Call your mother's doctor and ask for a hospice evaluation for her, which s/he should have suggested long ago. Hospice will offer you some great support and services for her and they will NOT suggest 'she walk more', which is absolutely ludicrous at this stage of her disease, the poor soul. Hospice will bring in a hospital bed, a CNA to bathe her twice a week, and all sorts of other useful and helpful services for you and your mom.

From the Alz.org website:
Late-stage Alzheimer's (severe)
In the final stage of the disease, dementia symptoms are severe. Individuals lose the ability to respond to their environment, to carry on a conversation and, eventually, to control movement.
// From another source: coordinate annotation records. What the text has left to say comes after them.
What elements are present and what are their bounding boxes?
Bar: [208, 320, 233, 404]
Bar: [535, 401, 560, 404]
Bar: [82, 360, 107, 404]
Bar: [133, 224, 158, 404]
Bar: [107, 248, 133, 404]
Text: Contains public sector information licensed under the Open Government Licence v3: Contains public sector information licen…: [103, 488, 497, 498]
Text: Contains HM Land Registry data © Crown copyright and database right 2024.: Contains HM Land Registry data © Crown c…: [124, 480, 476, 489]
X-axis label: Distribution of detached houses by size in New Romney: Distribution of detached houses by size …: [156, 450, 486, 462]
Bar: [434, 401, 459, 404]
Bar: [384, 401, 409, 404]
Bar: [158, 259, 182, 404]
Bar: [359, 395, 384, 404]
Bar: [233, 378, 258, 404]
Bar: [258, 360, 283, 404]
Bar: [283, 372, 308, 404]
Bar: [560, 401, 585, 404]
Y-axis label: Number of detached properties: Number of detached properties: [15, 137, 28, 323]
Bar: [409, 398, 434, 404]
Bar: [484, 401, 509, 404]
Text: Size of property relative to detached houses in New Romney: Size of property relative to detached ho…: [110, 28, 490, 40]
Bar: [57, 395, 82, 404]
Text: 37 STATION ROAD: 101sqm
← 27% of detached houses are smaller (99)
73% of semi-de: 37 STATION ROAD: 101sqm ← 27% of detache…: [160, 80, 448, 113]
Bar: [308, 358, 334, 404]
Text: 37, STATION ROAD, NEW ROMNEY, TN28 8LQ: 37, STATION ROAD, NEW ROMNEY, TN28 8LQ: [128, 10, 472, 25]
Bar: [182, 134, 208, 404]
They may still say words or phrases, but communicating pain becomes difficult. As memory and cognitive skills continue to worsen, significant personality changes may take place and individuals need extensive care.

At this stage, individuals may:
Help at any stage

Require around-the-clock assistance with daily personal care.
​Lose awareness of recent experiences as well as of their surroundings.
Experience changes in physical abilities, including walking, sitting and, eventually, swallowing
Have difficulty communicating.
Become vulnerable to infections, especially pneumonia.
The person living with Alzheimer’s may not be able to initiate engagement as much during the late stage, but he or she can still benefit from interaction in ways that are appropriate, like listening to relaxing music or receiving reassurance through gentle touch. During this stage, caregivers may want to use support services, such as hospice care, which focus on providing comfort and dignity at the end of life. Hospice can be of great benefit to people in the final stages of Alzheimer’s and other dementias and their families.

https://www.alz.org/alzheimers-dementia/stages

Wishing you the best of luck with a difficult situation.